Not if the media can help it.  Despite the controversial subject matter and widespread Internet buzz, almost nobody in the liberal media is talking about Ben Stein's Expelled: No Intelligence Allowed, and much of what has been written has been hostile and inaccurate.    


Expelled has already created a sensation in the scientific community and the blogosphere, is opening on more screens than Michael Moore's Fahrenheit 9/11, and relates to a subject— the origin of life—that has profound implications for human society at every level.  Expelled ought to be a major news story, comparable in recent years only to Al Gore's global warming documentary, An Inconvenient Truth. 

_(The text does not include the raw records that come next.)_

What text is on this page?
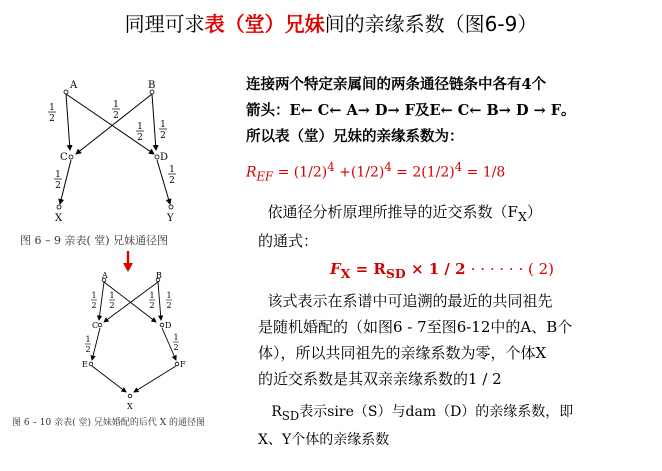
同理可求表（堂）兄妹间的亲缘系数（图6-9）
A	B
C	D
X	Y
1
2
1
2
1
2
1
2
1
2
1
2
图 6 – 9 亲表( 堂) 兄妹通径图
A	B
C	D
E	F
X
1
2
1
2
1
2
1
2
1
2
1
2
图 6 – 10 亲表( 堂) 兄妹婚配的后代 X 的通径图
连接两个特定亲属间的两条通径链条中各有4个
箭头：E← C← A→ D→ F及E← C← B→ D → F。
所以表（堂）兄妹的亲缘系数为：
$R_{EF} = (1/2)^4 +(1/2)^4 = 2(1/2)^4 = 1/8$
依通径分析原理所推导的近交系数$(F_X)$
的通式：
$F_X = R_{SD} \times 1 / 2$ · · · · · · ( 2)
该式表示在系谱中可追溯的最近的共同祖先
是随机婚配的（如图6 - 7至图6-12中的A、B个
体），所以共同祖先的亲缘系数为零，个体X
的近交系数是其双亲亲缘系数的1 / 2
$R_{SD}$表示sire（S）与dam（D）的亲缘系数，即
X、Y个体的亲缘系数
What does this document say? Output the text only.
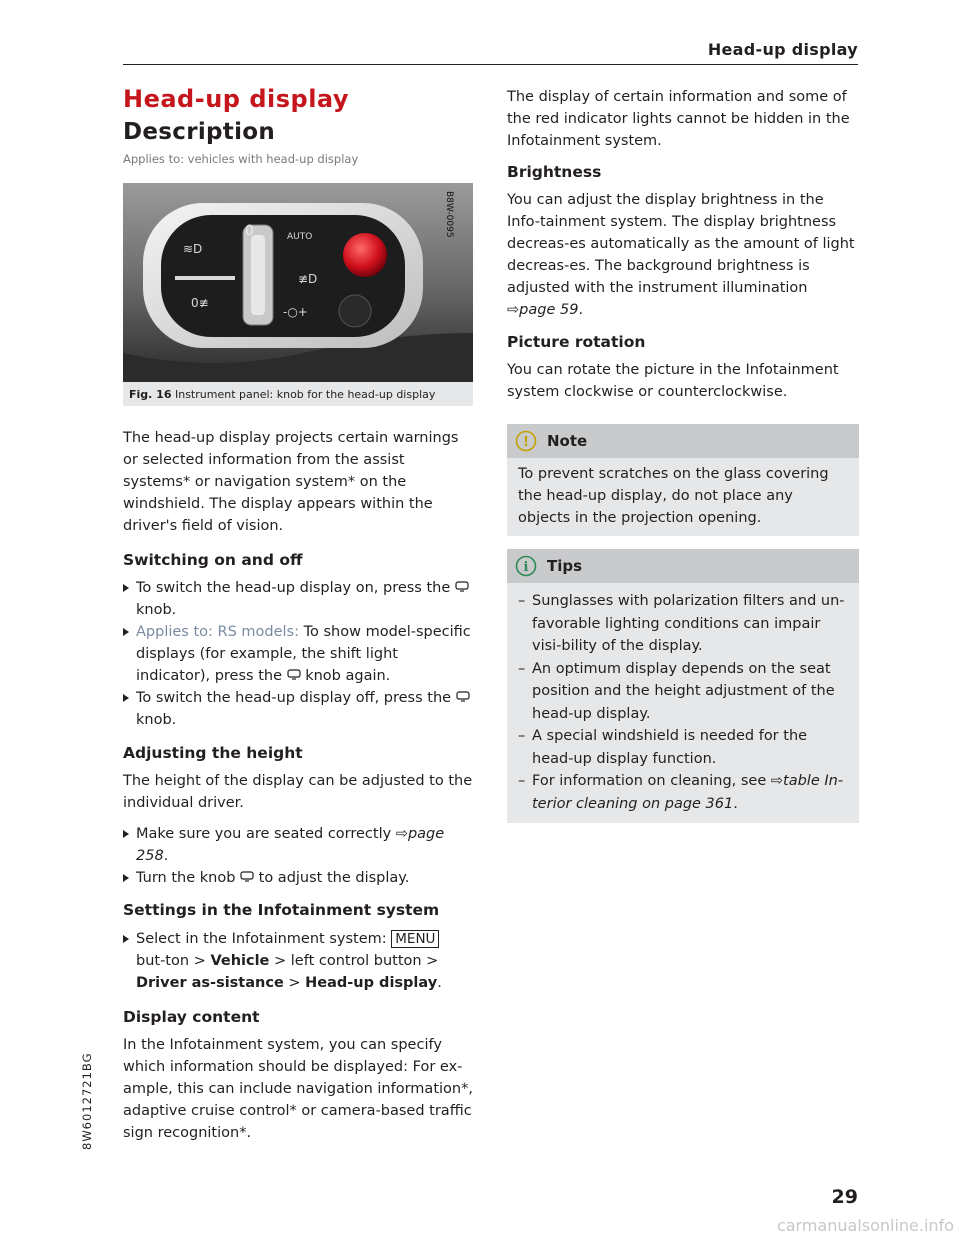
Head-up display
Head-up display
Description
Applies to: vehicles with head-up display
0	AUTO
≋D
≢D
0≢
-○+
B8W-0095
Fig. 16 Instrument panel: knob for the head-up display

The head-up display projects certain warnings or selected information from the assist systems* or navigation system* on the windshield. The display appears within the driver's field of vision.

Switching on and off
To switch the head-up display on, press the  knob.
Applies to: RS models: To show model-specific displays (for example, the shift light indicator), press the knob again.
To switch the head-up display off, press the  knob.
Adjusting the height

The height of the display can be adjusted to the individual driver.

Make sure you are seated correctly ⇨page 258.
Turn the knob to adjust the display.
Settings in the Infotainment system
Select in the Infotainment system: MENU but-ton > Vehicle > left control button > Driver as-sistance > Head-up display.
Display content

In the Infotainment system, you can specify which information should be displayed: For ex-ample, this can include navigation information*, adaptive cruise control* or camera-based traffic sign recognition*.

The display of certain information and some of the red indicator lights cannot be hidden in the Infotainment system.

Brightness

You can adjust the display brightness in the Info-tainment system. The display brightness decreas-es automatically as the amount of light decreas-es. The background brightness is adjusted with the instrument illumination ⇨page 59.

Picture rotation

You can rotate the picture in the Infotainment system clockwise or counterclockwise.

! Note
To prevent scratches on the glass covering the head-up display, do not place any objects in the projection opening.
i Tips
– Sunglasses with polarization filters and un-favorable lighting conditions can impair visi-bility of the display.
– An optimum display depends on the seat position and the height adjustment of the head-up display.
– A special windshield is needed for the head-up display function.
– For information on cleaning, see ⇨table In-terior cleaning on page 361.
8W6012721BG
29
carmanualsonline.info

Gore's documentary opened in four theaters in New York and Los Angeles on May 24, 2006.  In the weeks leading up to the opening,  An Inconvenient Truth appeared a dozen times in the Washington Post, 15 times in the New York Times, and 16 times in the Los Angeles Times.  In contrast, since the beginning of January these three newspapers collectively have mentioned Expelled only twice, according to a Nexis search.   Except for one entry by a blogger, The Washington Post has ignored Expelled, even though at least two of the documentary's victimized professors are, or were, associated with academic institutions located in or near Washington D.C.


Rotten Tomatoes, a Web site that tracks movie reviews, lists only nine reviews of Expelled as of 11 AM April 17.  Every review but one pans the movie. Only four of these reviews come from prominent publications: TIME, the Orlando Sentinel, the Village Voice, and Variety. 


TIME reviewer Jeffrey Kluger acknowledges that the problem of scientists being muzzled for criticizing evolution is “well worth exposing,” but he makes a hash of the technical side of the debate. Demonstrating that he must have taken a high school biology class, Kluger condescendingly dismisses the movie:


“[Stein] quickly wades into waters far too deep for him. He makes all the usual mistakes nonscientists make whenever they try to take down evolution, asking, for example, how something as complex as a living cell could possibly have arisen whole from the earth's primordial soup. The answer is it couldn't—and it didn't.  Organic chemicals needed eons of stirring and slow cooking before they could produce compounds that could begin to lead to a living thing.”


Kluger misunderstands the science.  The argument of the theory challenging evolution, “intelligent design,” is that living organisms could not possibly have been produced gradually through eons of “slow cooking.”  Even the simplest cell is stunningly complex, comprising hundreds or thousands of sophisticated components, all of which must be present from the get-go for the cell to function. 


More to the point, Stein isn't trying to “take down” evolution, nor is he trying to prove intelligent design.  What he's trying to do is to alert viewers about the denial of academic freedom by the academic community itself, and creatively employing an entertaining, humorous style to address a very serious topic. 


Justin Chang of Variety does a better job, acknowledging that the film “effectively argues that the debate is often shut down before it can even begin, rattling off a laundry list of scientists who have lost grants, teaching posts and academic standing for expressing their views that life did not originate by random chance.”  But Chang describes the film as “a flimsy attempt to discredit Darwinian theory,” which is manifestly not Stein's primary message.


To their credit, Kluger and Chang are far more reasonable in tone than their colleagues.  Vadim Rizov of the Village Voice calls Stein a “propagandist,” and derides the movie as “bizarre and hysterical.” 


Roger Moore of the Orlando Sentinel calls Expelled “disingenuous and dishonest” and, “a cynical attempt to sucker Christian conservatives into thinking they're losing the 'intelligent design' debate because of academic 'prejudice.'”  Moore misses the point of the movie completely, dismissing the persecution of scientists and asserting that, “Stein and friends use … classic propaganda techniques to undercut 150 years of peer-tested research.  Their goal? Create just a sliver of doubt about evolution.”


Of course, Stein's point is that the scientific community is no longer allowing peers to test the theory.  Moore ludicrously defends evolution as, “a scientific theorem that withstands test after test, from Darwin to the Scopes Monkey Trial.” What tests is he referring to?  The Scopes Monkey trial, a pro-evolution propaganda stunt, took place in 1925.


Major publications often print reviews of movies on the day they're released, so more reviews of Expelled ought to show up. Or not.

 

Brian Fitzpatrick is senior editor at the Culture and Media Institute, a division of the Media Research Center.